The 17 rules are standard ADE rules for the electronic ADE alert system, but health care facilities can select whichever medication rules they want to use, Jablonski says.

"We've done a lot over the years to tweak them and make them more specific so we won't get a lot of false positives," he explains. "Like with the renal rule, it doesn't look to see if the drug has already been adjusted."

Also, as the health system's electronic medical record has come on line, the pharmacy department can do so many more medication safety initiatives, he says.

"This was phase one, an elementary safety process we implemented years ago," Jablonski says. "We were trying to measure if there was any value in the process."

What they found was that over time the alerts trained the staff.
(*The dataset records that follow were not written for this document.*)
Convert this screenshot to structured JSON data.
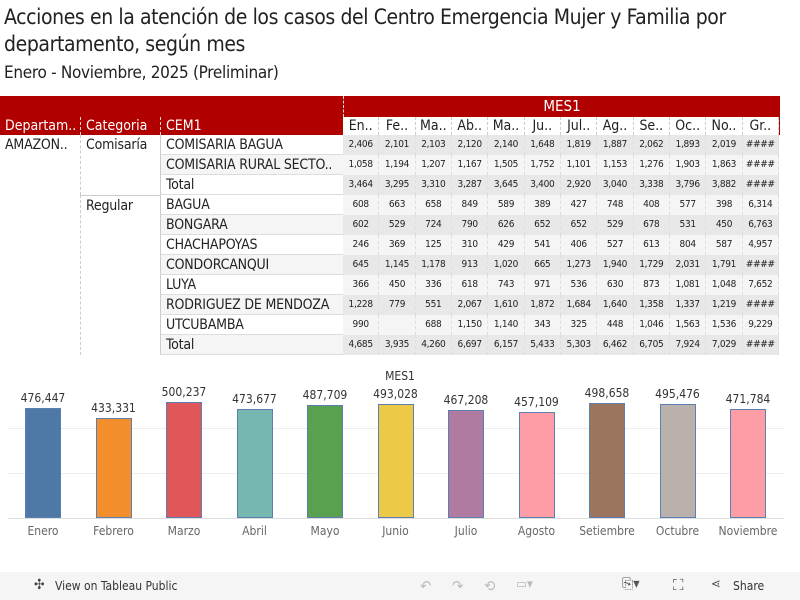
{
  "title": "Acciones en la atención de los casos del Centro Emergencia Mujer y Familia por departamento, según mes",
  "subtitle": "Enero - Noviembre, 2025 (Preliminar)",
  "table": {
    "mes_header": "MES1",
    "row_headers": [
      "Departam..",
      "Categoria",
      "CEM1"
    ],
    "month_headers": [
      "En..",
      "Fe..",
      "Ma..",
      "Ab..",
      "Ma..",
      "Ju..",
      "Jul..",
      "Ag..",
      "Se..",
      "Oc..",
      "No..",
      "Gr.."
    ],
    "departamento": "AMAZON..",
    "groups": [
      {
        "categoria": "Comisaría",
        "rows": [
          {
            "cem": "COMISARIA BAGUA",
            "values": [
              "2,406",
              "2,101",
              "2,103",
              "2,120",
              "2,140",
              "1,648",
              "1,819",
              "1,887",
              "2,062",
              "1,893",
              "2,019",
              "####"
            ]
          },
          {
            "cem": "COMISARIA RURAL SECTO..",
            "values": [
              "1,058",
              "1,194",
              "1,207",
              "1,167",
              "1,505",
              "1,752",
              "1,101",
              "1,153",
              "1,276",
              "1,903",
              "1,863",
              "####"
            ]
          },
          {
            "cem": "Total",
            "values": [
              "3,464",
              "3,295",
              "3,310",
              "3,287",
              "3,645",
              "3,400",
              "2,920",
              "3,040",
              "3,338",
              "3,796",
              "3,882",
              "####"
            ]
          }
        ]
      },
      {
        "categoria": "Regular",
        "rows": [
          {
            "cem": "BAGUA",
            "values": [
              "608",
              "663",
              "658",
              "849",
              "589",
              "389",
              "427",
              "748",
              "408",
              "577",
              "398",
              "6,314"
            ]
          },
          {
            "cem": "BONGARA",
            "values": [
              "602",
              "529",
              "724",
              "790",
              "626",
              "652",
              "652",
              "529",
              "678",
              "531",
              "450",
              "6,763"
            ]
          },
          {
            "cem": "CHACHAPOYAS",
            "values": [
              "246",
              "369",
              "125",
              "310",
              "429",
              "541",
              "406",
              "527",
              "613",
              "804",
              "587",
              "4,957"
            ]
          },
          {
            "cem": "CONDORCANQUI",
            "values": [
              "645",
              "1,145",
              "1,178",
              "913",
              "1,020",
              "665",
              "1,273",
              "1,940",
              "1,729",
              "2,031",
              "1,791",
              "####"
            ]
          },
          {
            "cem": "LUYA",
            "values": [
              "366",
              "450",
              "336",
              "618",
              "743",
              "971",
              "536",
              "630",
              "873",
              "1,081",
              "1,048",
              "7,652"
            ]
          },
          {
            "cem": "RODRIGUEZ DE MENDOZA",
            "values": [
              "1,228",
              "779",
              "551",
              "2,067",
              "1,610",
              "1,872",
              "1,684",
              "1,640",
              "1,358",
              "1,337",
              "1,219",
              "####"
            ]
          },
          {
            "cem": "UTCUBAMBA",
            "values": [
              "990",
              "",
              "688",
              "1,150",
              "1,140",
              "343",
              "325",
              "448",
              "1,046",
              "1,563",
              "1,536",
              "9,229"
            ]
          },
          {
            "cem": "Total",
            "values": [
              "4,685",
              "3,935",
              "4,260",
              "6,697",
              "6,157",
              "5,433",
              "5,303",
              "6,462",
              "6,705",
              "7,924",
              "7,029",
              "####"
            ]
          }
        ]
      }
    ]
  },
  "chart_data": {
    "type": "bar",
    "title": "MES1",
    "categories": [
      "Enero",
      "Febrero",
      "Marzo",
      "Abril",
      "Mayo",
      "Junio",
      "Julio",
      "Agosto",
      "Setiembre",
      "Octubre",
      "Noviembre"
    ],
    "values": [
      476447,
      433331,
      500237,
      473677,
      487709,
      493028,
      467208,
      457109,
      498658,
      495476,
      471784
    ],
    "labels": [
      "476,447",
      "433,331",
      "500,237",
      "473,677",
      "487,709",
      "493,028",
      "467,208",
      "457,109",
      "498,658",
      "495,476",
      "471,784"
    ],
    "colors": [
      "#4e79a7",
      "#f28e2b",
      "#e15759",
      "#76b7b2",
      "#59a14f",
      "#edc948",
      "#b07aa1",
      "#ff9da7",
      "#9c755f",
      "#bab0ac",
      "#ff9da7"
    ],
    "ylim": [
      0,
      580000
    ]
  },
  "footer": {
    "view_label": "View on Tableau Public",
    "share_label": "Share"
  }
}
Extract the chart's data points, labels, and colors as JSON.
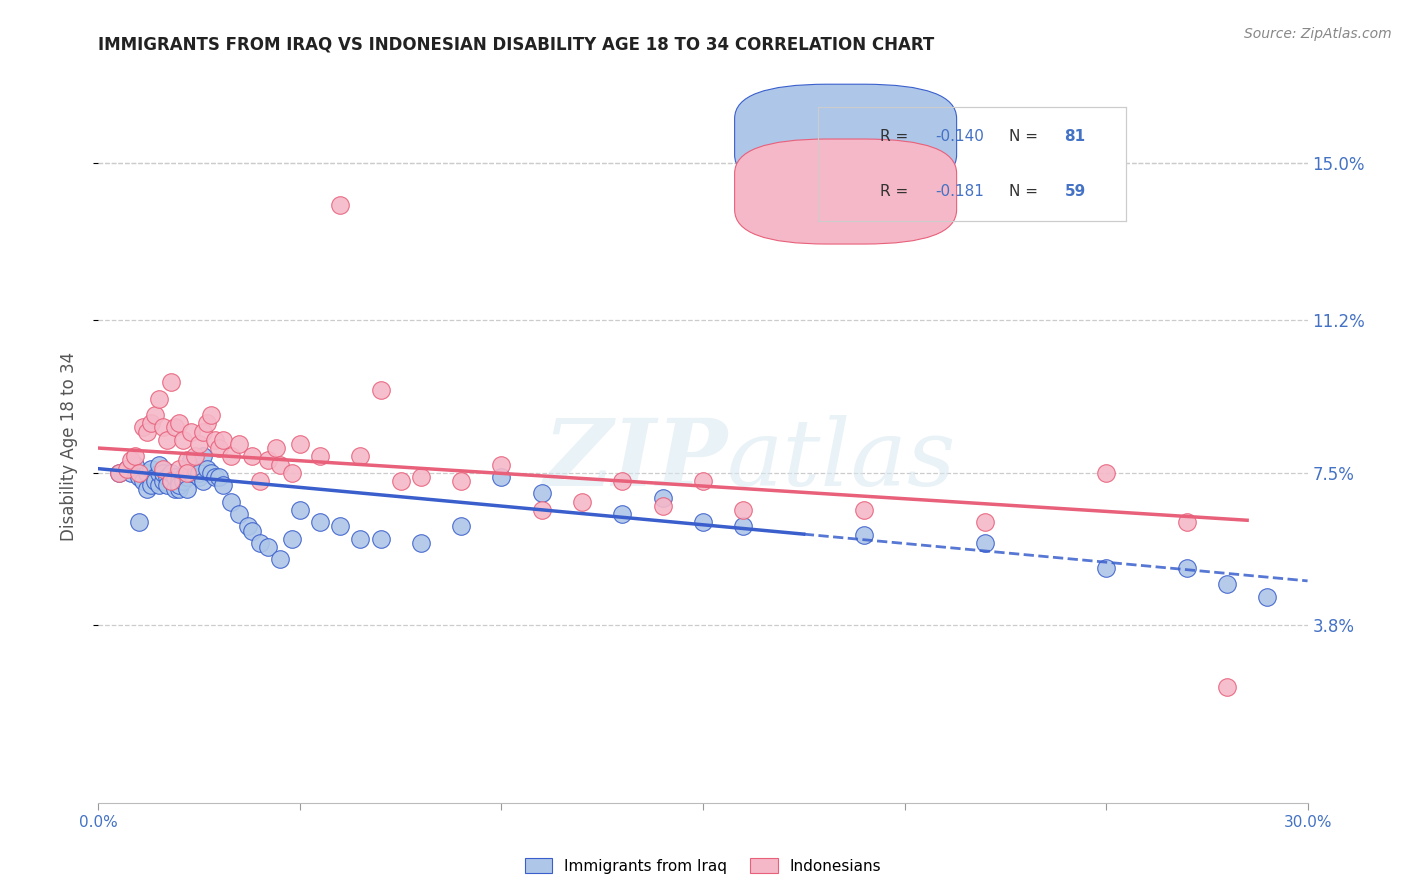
{
  "title": "IMMIGRANTS FROM IRAQ VS INDONESIAN DISABILITY AGE 18 TO 34 CORRELATION CHART",
  "source": "Source: ZipAtlas.com",
  "ylabel": "Disability Age 18 to 34",
  "ytick_labels": [
    "3.8%",
    "7.5%",
    "11.2%",
    "15.0%"
  ],
  "ytick_values": [
    0.038,
    0.075,
    0.112,
    0.15
  ],
  "xlim": [
    0.0,
    0.3
  ],
  "ylim": [
    -0.005,
    0.168
  ],
  "legend_r1": "-0.140",
  "legend_n1": "81",
  "legend_r2": "-0.181",
  "legend_n2": "59",
  "color_iraq": "#aec6e8",
  "color_indonesia": "#f5b8c8",
  "color_iraq_line": "#3a5fcd",
  "color_indonesia_line": "#e8607a",
  "color_blue": "#4472c4",
  "color_title": "#222222",
  "watermark_line1": "ZIP",
  "watermark_line2": "atlas",
  "iraq_x": [
    0.005,
    0.007,
    0.008,
    0.009,
    0.01,
    0.01,
    0.011,
    0.012,
    0.012,
    0.013,
    0.013,
    0.014,
    0.014,
    0.015,
    0.015,
    0.015,
    0.016,
    0.016,
    0.017,
    0.017,
    0.018,
    0.018,
    0.019,
    0.019,
    0.02,
    0.02,
    0.02,
    0.021,
    0.021,
    0.022,
    0.022,
    0.022,
    0.023,
    0.023,
    0.024,
    0.025,
    0.025,
    0.026,
    0.026,
    0.027,
    0.028,
    0.029,
    0.03,
    0.031,
    0.033,
    0.035,
    0.037,
    0.038,
    0.04,
    0.042,
    0.045,
    0.048,
    0.05,
    0.055,
    0.06,
    0.065,
    0.07,
    0.08,
    0.09,
    0.1,
    0.11,
    0.13,
    0.14,
    0.15,
    0.16,
    0.19,
    0.22,
    0.25,
    0.27,
    0.28,
    0.29
  ],
  "iraq_y": [
    0.075,
    0.076,
    0.075,
    0.077,
    0.074,
    0.063,
    0.073,
    0.071,
    0.075,
    0.072,
    0.076,
    0.074,
    0.073,
    0.072,
    0.075,
    0.077,
    0.073,
    0.075,
    0.074,
    0.072,
    0.073,
    0.075,
    0.071,
    0.074,
    0.073,
    0.071,
    0.072,
    0.074,
    0.073,
    0.074,
    0.071,
    0.076,
    0.075,
    0.078,
    0.076,
    0.074,
    0.075,
    0.073,
    0.079,
    0.076,
    0.075,
    0.074,
    0.074,
    0.072,
    0.068,
    0.065,
    0.062,
    0.061,
    0.058,
    0.057,
    0.054,
    0.059,
    0.066,
    0.063,
    0.062,
    0.059,
    0.059,
    0.058,
    0.062,
    0.074,
    0.07,
    0.065,
    0.069,
    0.063,
    0.062,
    0.06,
    0.058,
    0.052,
    0.052,
    0.048,
    0.045
  ],
  "indonesia_x": [
    0.005,
    0.007,
    0.008,
    0.009,
    0.01,
    0.011,
    0.012,
    0.013,
    0.014,
    0.015,
    0.016,
    0.016,
    0.017,
    0.018,
    0.018,
    0.019,
    0.02,
    0.02,
    0.021,
    0.022,
    0.022,
    0.023,
    0.024,
    0.025,
    0.026,
    0.027,
    0.028,
    0.029,
    0.03,
    0.031,
    0.033,
    0.035,
    0.038,
    0.04,
    0.042,
    0.044,
    0.045,
    0.048,
    0.05,
    0.055,
    0.06,
    0.065,
    0.07,
    0.075,
    0.08,
    0.09,
    0.1,
    0.11,
    0.12,
    0.13,
    0.14,
    0.15,
    0.16,
    0.19,
    0.22,
    0.25,
    0.27,
    0.28
  ],
  "indonesia_y": [
    0.075,
    0.076,
    0.078,
    0.079,
    0.075,
    0.086,
    0.085,
    0.087,
    0.089,
    0.093,
    0.086,
    0.076,
    0.083,
    0.097,
    0.073,
    0.086,
    0.087,
    0.076,
    0.083,
    0.078,
    0.075,
    0.085,
    0.079,
    0.082,
    0.085,
    0.087,
    0.089,
    0.083,
    0.081,
    0.083,
    0.079,
    0.082,
    0.079,
    0.073,
    0.078,
    0.081,
    0.077,
    0.075,
    0.082,
    0.079,
    0.14,
    0.079,
    0.095,
    0.073,
    0.074,
    0.073,
    0.077,
    0.066,
    0.068,
    0.073,
    0.067,
    0.073,
    0.066,
    0.066,
    0.063,
    0.075,
    0.063,
    0.023
  ],
  "trend_iraq_x0": 0.0,
  "trend_iraq_x_solid_end": 0.175,
  "trend_iraq_x_dash_start": 0.175,
  "trend_iraq_x1": 0.3,
  "trend_iraq_y0": 0.076,
  "trend_iraq_y1": 0.0488,
  "trend_indo_x0": 0.0,
  "trend_indo_x1": 0.285,
  "trend_indo_y0": 0.081,
  "trend_indo_y1": 0.0635
}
While they might have used the alerts to inform their decisions initially, over time they incorporated the rules in their work.

For instance, the rule 17 is an alert triggered whenever a dose of amitriptyline ≥ 50 mg is ordered for a patient who is 65 years of age or older. As clinicians became familiar with this rule over time, they stopped ordering amitriptyline as frequently, Jablonski says.

Another advantage of the alerts is that pharmacists can rely on these to warn them if a patient's lab values worsen while on drugs that are renally excreted, he notes.

"It's an automatic surveillance," he adds. "Before, hospitals would each day receive a report from the lab showing all serum levels."

Another change taking place is that some of the alerts now are being transformed into more dramatic alerts that will pop up on the computer screen when clinicians are keying in a drug order.

The ultimate goal is to send physicians a message each time they prescribe a drug. The message would address whether the particular drug therapy is relevant, and it would outline the drug's potential side effects and how it might impact the patient's care.

"Some day, we'll have a truly smart system that will prevent ADEs from ever happening before they get off the ground," Jablonski says. "If a physician tries to order warfarin, and there is no baseline PTNR, then it will pop up on the screen and say, 'You can't proceed until you order this lab.'"

The electronic ADE system is moving in this direction, but still has some distance to go, he adds.

Reference

  1. Piontek F, Kohli R, Conlon P, et al. Effects of an adverse-drug-event alert system on cost and quality outcomes in community hospitals. Am J Health Syst Pharm 2010;67:613-620.